Per questo vi invito, se ancora non l'avete fatto, di recarvi testè nel sito di Aifb dove parla del Calendario del cibo, di mettervi comodi e di dedicare parte di una vostra giornata alla lettura di quanto è stato raccontato sul cibo di strada ed immediatamente verrete trasportati in quei vicoli e in quelle calli che le nostre città, grandi e piccole che siano, custodiscono ancora con amore e con lo stesso amore sanno restituire un po' di passato incartato nella carta paglia di un gustoso presente.

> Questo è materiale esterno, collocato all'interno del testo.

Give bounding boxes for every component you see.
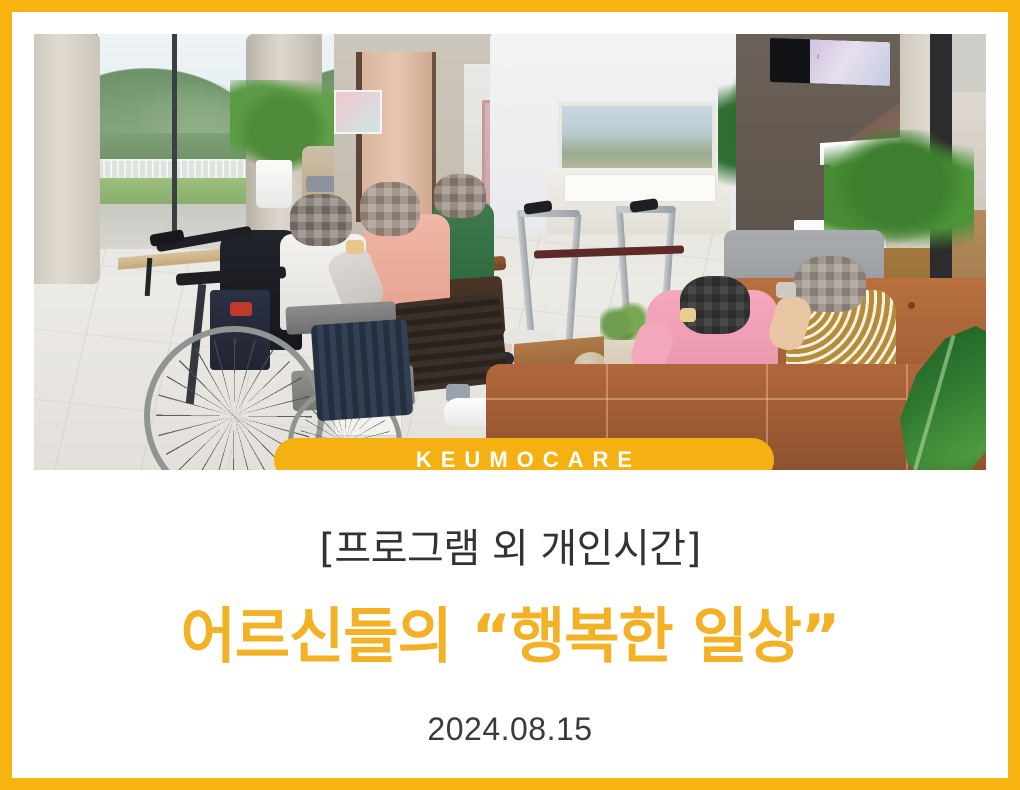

Scrivo questo post per ringraziare tutti coloro che hanno contribuito a rendere così unico un "cibo" che, come purtroppo spesso accade, travolto com'è dagli inglesismi, rischia di venirne anche stravolto e snaturato. 
Perché, vedete, il cibo di strada non è street food, non è il gastrofighettismo che per un fine settimana diventa ruspante, non è la riscoperta di antichi sapori né la valorizzazione di riti e ritmi antichi. Il cibo di strada è stato e fortunatamente continua ad essere tutto ciò, senza la necessità di creargli tanti eventi attorno.
Ripeto, se volete davvero ri-scoprire, perché nel frattempo tutto l'ambaradam della "cucina dei senza" vi ha un po' confuso le idee, tuffatevi nei post scritti da associati che hanno il dono di avere ancora mani curiose e papille gustative da appagare, che si sono cimentati in post a quattro mani pur vivendo a centinaia di chilometri di distanza, che hanno intervistato chi quotidianamente offre cibo di strada e tanta felicità, che si sono cimentati nella preparazione di piatti non propriamente consueti, che ci hanno regalato degli street food tour (eh, si qui ho ceduto anch'io all'inglesismo!) da seguire ad occhi chiusi.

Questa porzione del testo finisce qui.